I call her.
No answer, of course.
The message I leave is half plea, half demand. I tell her she has to talk to me. That we’re not going to leave things this way. When she doesn’t pick up or respond I grab my jacket. I’m going to go uptown and—
And what?
Bang on her door? Camp outside it?
I toss the jacket aside and slump down on the sofa. Walter jumps up and crams himself into the too-small space next to me. He jams his muzzle into my armpit and whines.
I rub his ears.
“I know,” I say. “But maybe what she needs is time to herself.”
And I’ll give it to her—until I get to the office tomorrow morning.
* * *
I get to the office an hour earlier than usual. Everybody else comes in at nine. Not Bailey. She’s not due in at eight, but that’s when she prefers to get there.
Except, she isn’t. She isn’t there.
Yes—but is there a faint scent of lemon in the air?
“Bailey?” I hurry through the place, checking as I go. The copy room. The accounting office. The design studio. The conference room. There’s no sign of Bailey, but the scent stays with me. “Bailey?” I say as I retrace my steps, hurry past her desk and into my office.
That’s when I see the envelope.
It has my name on it in Bailey’s familiar handwriting. I rip it open. The note inside is short and polite and to the point. She writes that today is the last day in which she can accept or reject a new position.
A new position?
She writes that she has decided she cannot turn down a new and exciting opportunity, and that she regrets not giving me longer notice, but it slipped her mind.
Slipped her mind? That steel-trap of a mind?

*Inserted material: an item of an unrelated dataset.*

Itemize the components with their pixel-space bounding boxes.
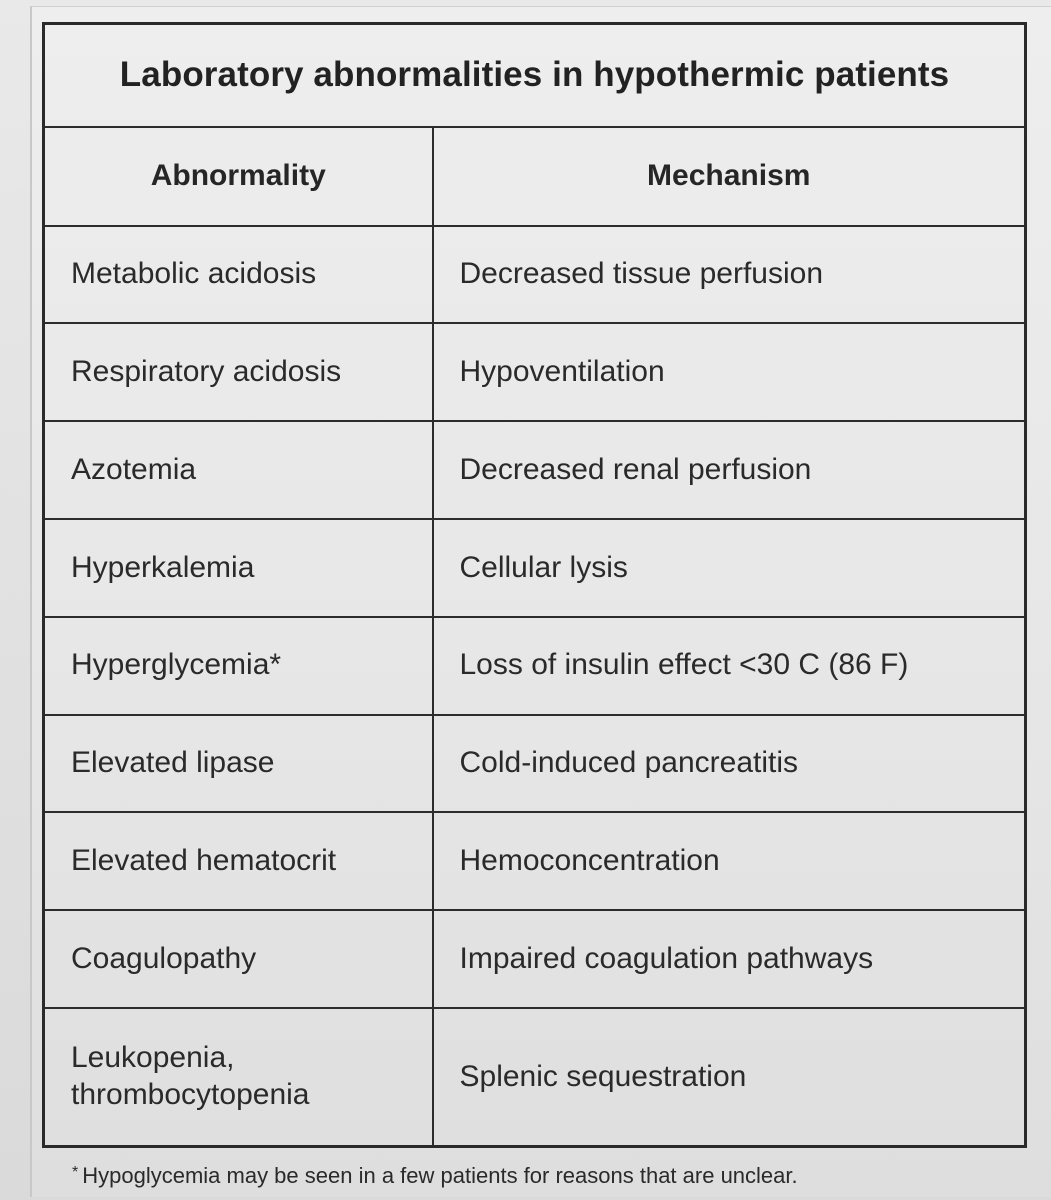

She assures me that all her work is up to date, and that she’s taken the liberty of arranging for
a temp to come in. She includes the temp’s CV. I don’t read it, but a bunch of letters—B.A., M.A.—damn near leap off the page. That’s it. The entire note. Oh, except for the last bit.
Sincerely yours,
Bailey B. Abrams
* * *
I sink into my chair. I read the note again. She’s really done this. She’s left me. She’s gone.
Goddammit!
She’s left me without notice. Without giving a crap for what effect this will have on the day-to-day operation of O’Malley Design and Construction. Exactly how long has she been contemplating this? Was she head-hunted? Did she go out looking for a new job? Did she know all this when we were away together this weekend? Yes. Obviously she did. So was she composing this note when we were in bed? When we were making love?
Shit.
I shoot to my feet and kick my chair. Ouch! Talk about stupid moves…
Yeah, but nothing as stupid as giving a fancy name to something as basic as good old-fashioned fucking. We fucked. Making love had nothing to do with it. Making love is female talk, a way of pretending lust isn’t lust.